Hepatocyte apoptotic bodies encasing nonstructural HCV proteins amplify hepatic stellate cell activation: Implications for chronic hepatitis C

Summary. Chronic hepatitis C infection leads to increased hepatocyte apoptosis. Because engulfment of apoptotic bodies (ABs) by hepatic stellate cells (HSC) is profibrogenic, we compared the effects of ABs derived from hepatitis C virus (HCV)-negative vs HCV-infected (Con1+) Huh7 hepatoblastoma cells on fibrogenic and activation-related mRNA expression by a human HSC line (LX2). Uptake of Huh7 ^Con1+ ABs by LX2 cells dose dependently upregulated profibrotic genes (COL1A1, TGFB1; TIMP1; TIMP2).
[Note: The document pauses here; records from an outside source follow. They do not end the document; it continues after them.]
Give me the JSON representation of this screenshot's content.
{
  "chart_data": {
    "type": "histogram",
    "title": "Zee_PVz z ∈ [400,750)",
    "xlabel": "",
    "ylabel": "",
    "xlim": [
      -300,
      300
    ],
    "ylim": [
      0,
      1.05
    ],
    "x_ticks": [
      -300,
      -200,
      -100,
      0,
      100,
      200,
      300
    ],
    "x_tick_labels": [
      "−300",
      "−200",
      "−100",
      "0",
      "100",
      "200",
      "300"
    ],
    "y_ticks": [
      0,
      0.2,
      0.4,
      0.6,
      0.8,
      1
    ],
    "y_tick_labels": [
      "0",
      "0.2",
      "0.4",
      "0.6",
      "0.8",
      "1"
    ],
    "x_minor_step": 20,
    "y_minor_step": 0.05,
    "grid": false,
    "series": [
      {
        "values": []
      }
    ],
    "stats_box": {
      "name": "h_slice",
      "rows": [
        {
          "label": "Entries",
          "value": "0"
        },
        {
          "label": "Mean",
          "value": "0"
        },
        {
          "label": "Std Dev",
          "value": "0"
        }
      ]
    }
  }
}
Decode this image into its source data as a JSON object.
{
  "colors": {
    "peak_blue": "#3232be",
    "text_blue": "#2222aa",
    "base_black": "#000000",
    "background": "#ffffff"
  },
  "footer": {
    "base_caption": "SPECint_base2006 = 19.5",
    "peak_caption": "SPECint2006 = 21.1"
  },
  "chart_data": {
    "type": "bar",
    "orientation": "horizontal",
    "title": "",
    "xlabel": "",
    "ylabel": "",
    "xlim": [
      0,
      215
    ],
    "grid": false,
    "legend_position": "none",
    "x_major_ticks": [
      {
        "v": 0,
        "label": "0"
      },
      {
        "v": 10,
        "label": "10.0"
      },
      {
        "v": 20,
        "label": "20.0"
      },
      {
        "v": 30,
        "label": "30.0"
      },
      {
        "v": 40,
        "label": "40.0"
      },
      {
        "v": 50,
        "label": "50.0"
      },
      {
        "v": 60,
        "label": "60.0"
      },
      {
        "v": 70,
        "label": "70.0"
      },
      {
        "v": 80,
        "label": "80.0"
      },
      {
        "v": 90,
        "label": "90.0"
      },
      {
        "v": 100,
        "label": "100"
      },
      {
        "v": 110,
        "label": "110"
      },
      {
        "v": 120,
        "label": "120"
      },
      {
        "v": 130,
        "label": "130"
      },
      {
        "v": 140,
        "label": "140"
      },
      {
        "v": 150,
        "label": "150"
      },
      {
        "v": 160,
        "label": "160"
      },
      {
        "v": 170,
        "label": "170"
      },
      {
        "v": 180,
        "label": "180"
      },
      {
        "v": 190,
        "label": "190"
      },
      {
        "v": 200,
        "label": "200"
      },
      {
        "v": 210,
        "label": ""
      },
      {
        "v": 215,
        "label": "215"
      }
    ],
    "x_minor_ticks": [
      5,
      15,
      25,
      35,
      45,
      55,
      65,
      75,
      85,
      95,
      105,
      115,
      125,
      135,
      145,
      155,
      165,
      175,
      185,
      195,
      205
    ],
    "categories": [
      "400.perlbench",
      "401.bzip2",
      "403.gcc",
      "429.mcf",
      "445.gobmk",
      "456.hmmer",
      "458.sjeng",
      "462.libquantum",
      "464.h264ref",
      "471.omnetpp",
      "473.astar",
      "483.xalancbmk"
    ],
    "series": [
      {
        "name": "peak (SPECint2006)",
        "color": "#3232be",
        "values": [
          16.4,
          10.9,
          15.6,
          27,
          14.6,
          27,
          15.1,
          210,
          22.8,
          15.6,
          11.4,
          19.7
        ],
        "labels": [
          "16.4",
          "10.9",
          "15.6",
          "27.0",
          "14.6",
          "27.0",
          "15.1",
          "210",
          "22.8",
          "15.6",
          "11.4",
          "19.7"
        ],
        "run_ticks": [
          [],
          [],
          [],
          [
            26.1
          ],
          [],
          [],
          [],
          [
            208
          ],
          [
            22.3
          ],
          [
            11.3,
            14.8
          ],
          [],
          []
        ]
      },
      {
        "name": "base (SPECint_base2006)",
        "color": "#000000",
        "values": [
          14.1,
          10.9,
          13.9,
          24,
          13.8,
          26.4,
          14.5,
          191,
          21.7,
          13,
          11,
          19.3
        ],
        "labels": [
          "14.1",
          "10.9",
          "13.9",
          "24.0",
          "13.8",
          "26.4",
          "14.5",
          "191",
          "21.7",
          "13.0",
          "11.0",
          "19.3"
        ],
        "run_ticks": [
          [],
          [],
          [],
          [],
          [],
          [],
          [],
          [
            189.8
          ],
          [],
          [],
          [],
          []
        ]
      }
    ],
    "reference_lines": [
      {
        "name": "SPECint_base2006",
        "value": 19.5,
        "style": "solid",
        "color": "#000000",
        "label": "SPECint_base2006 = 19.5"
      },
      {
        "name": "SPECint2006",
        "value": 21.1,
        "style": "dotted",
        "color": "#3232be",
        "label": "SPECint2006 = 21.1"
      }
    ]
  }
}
When normalized to the apoptotic cytokeratin-18 M30 neoepitope, HCV ⁺ ABs exhibited a more pronounced effect than HCV ^- ABs. In contrast, neither noningested ABs nor nucleic acids obtained from Huh7, Huh7 ^Con1+ or HepG2 cells triggered those AB-dependent effects. Both the engulfment of Huh7 ^Con1+ ABs and their effects were partially blocked by masking of phosphatidylserine with annexin V and completely inhibited by the class-A scavenger receptor ligand, polyinosinic acid. Our findings demonstrate that AB uptake stimulates HSCs and indicate that HCV infection leads to amplified fibrogenic mRNA expression and enhanced HSC activation.